Pastoral message from Father Robert Arida
“Be watchful, stand firm in your faith, be courageous, be strong. Let all that you do be done in love.” (1 Corinthians 16:13-14).
Dear Brothers and Sisters,
Saint Paul’s words of support and encouragement to the Church in Corinth can be a great benefit to us as we prepare to enter the feast of Christ’s nativity. Indeed, we are to be watchful as we stand firm in our faith since what we are about to celebrate ultimately calls us to accept and nurture a creative tension generated by the Son of God entering the world as a human being. We are to be watchful and firm in our faith for the birth of Christ and all that is related to the Lord’s saving work is, on the one hand, perceived as an intrusion seeking to disturb the comfortable and smug bourgeois Christianity of our culture. On the other hand, it is often claimed as a political or ideological tool to promote the agendas that divide and alienate one human being from another for the sake of worldly power and notoriety. Celebrating the Lord’s nativity requires courage and strength to stand apart from and to correct all that opposes or distorts the proclamation and manifestation of God’s kingdom in our midst.

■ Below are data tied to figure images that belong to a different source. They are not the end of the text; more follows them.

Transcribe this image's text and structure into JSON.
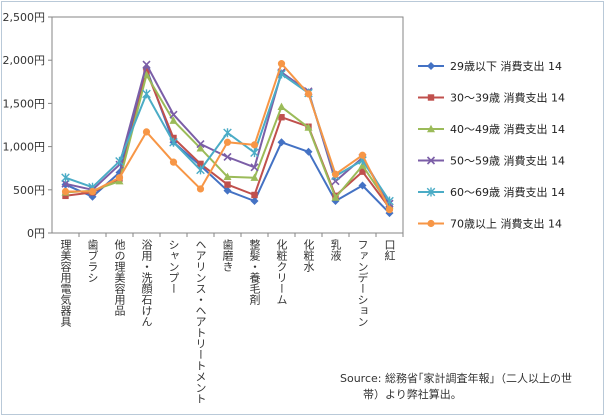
{
  "chart_data": {
    "type": "line",
    "categories": [
      "理美容用電気器具",
      "歯ブラシ",
      "他の理美容用品",
      "浴用・洗顔石けん",
      "シャンプー",
      "ヘアリンス・ヘアトリートメント",
      "歯磨き",
      "整髪・養毛剤",
      "化粧クリーム",
      "化粧水",
      "乳液",
      "ファンデーション",
      "口紅"
    ],
    "series": [
      {
        "name": "29歳以下 消費支出 14",
        "color": "#4472c4",
        "marker": "diamond",
        "values": [
          560,
          420,
          700,
          1900,
          1050,
          780,
          490,
          370,
          1050,
          940,
          370,
          550,
          230
        ]
      },
      {
        "name": "30～39歳 消費支出 14",
        "color": "#c0504d",
        "marker": "square",
        "values": [
          430,
          470,
          630,
          1870,
          1100,
          800,
          560,
          440,
          1340,
          1230,
          430,
          710,
          290
        ]
      },
      {
        "name": "40～49歳 消費支出 14",
        "color": "#9bbb59",
        "marker": "triangle",
        "values": [
          470,
          490,
          600,
          1830,
          1300,
          980,
          650,
          640,
          1460,
          1220,
          410,
          780,
          320
        ]
      },
      {
        "name": "50～59歳 消費支出 14",
        "color": "#7b5ea7",
        "marker": "x",
        "values": [
          570,
          500,
          790,
          1950,
          1370,
          1030,
          880,
          760,
          1860,
          1640,
          600,
          870,
          340
        ]
      },
      {
        "name": "60～69歳 消費支出 14",
        "color": "#4bacc6",
        "marker": "star",
        "values": [
          640,
          530,
          830,
          1610,
          1050,
          730,
          1160,
          930,
          1840,
          1620,
          660,
          840,
          370
        ]
      },
      {
        "name": "70歳以上 消費支出 14",
        "color": "#f79646",
        "marker": "circle",
        "values": [
          480,
          480,
          640,
          1170,
          820,
          510,
          1050,
          1020,
          1960,
          1610,
          680,
          900,
          270
        ]
      }
    ],
    "y_ticks": [
      "0円",
      "500円",
      "1,000円",
      "1,500円",
      "2,000円",
      "2,500円"
    ],
    "ylim": [
      0,
      2500
    ],
    "grid": false,
    "legend_position": "right"
  },
  "source_lines": [
    "Source: 総務省｢家計調査年報｣（二人以上の世",
    "帯）より弊社算出。"
  ]
}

The Christmas event summons all of humanity to draw near in repentance to the living God who chose us “before the foundation of the world, that we should be holy and blameless before him.” (Ephesians 1:4) The birth of Christ is a cosmic event and therefore has no boundaries but draws every one and every thing into the kingdom of new and eternal life. For God “has made known to us in all wisdom and insight the mystery of his will… which he set forth in Christ as a plan for the fullness of time, to unite all things in him, things in heaven and things on earth.” (Eph. 1:9-10)
Proclaiming and celebrating the “presence” and “coming” of God’s universal kingdom is the foundation of the Church’s work in and for the life of the world. For those who await the celebration of Christ’s nativity there can be no other agenda for the Church. Even the worthy causes that fall under the rubric of social justice cannot and must not veil or replace the Savior’s call to repentance, conversion and transfiguration.
All that we do personally and corporately as the Church must be done in love so as to ceaselessly grow in communion with God and our neighbor. Within this interpersonal dynamic of love there is no room for the moral and political currents of our culture to alter or reshape the Gospel of forgiveness, hope and new life. Nor can we allow these currents to identify who we are. For when we succumb to these currents we develop a myopic view of reality and gradually assume a false identity destined only for death.
We belong to the incarnate Christ in whom we are identified as sons and daughters of the Father. In Christ we are given the Spirit who seeks to direct the work of the Church towards putting down all the walls of division which set one human being against another.
The birth of our Savior brings the light of wisdom into all the world. Our celebration of the Feast affirms that our minds and hearts are open to receiving this uncreated divine light, which manifests the beauty and joy of God’s new and everlasting kingdom.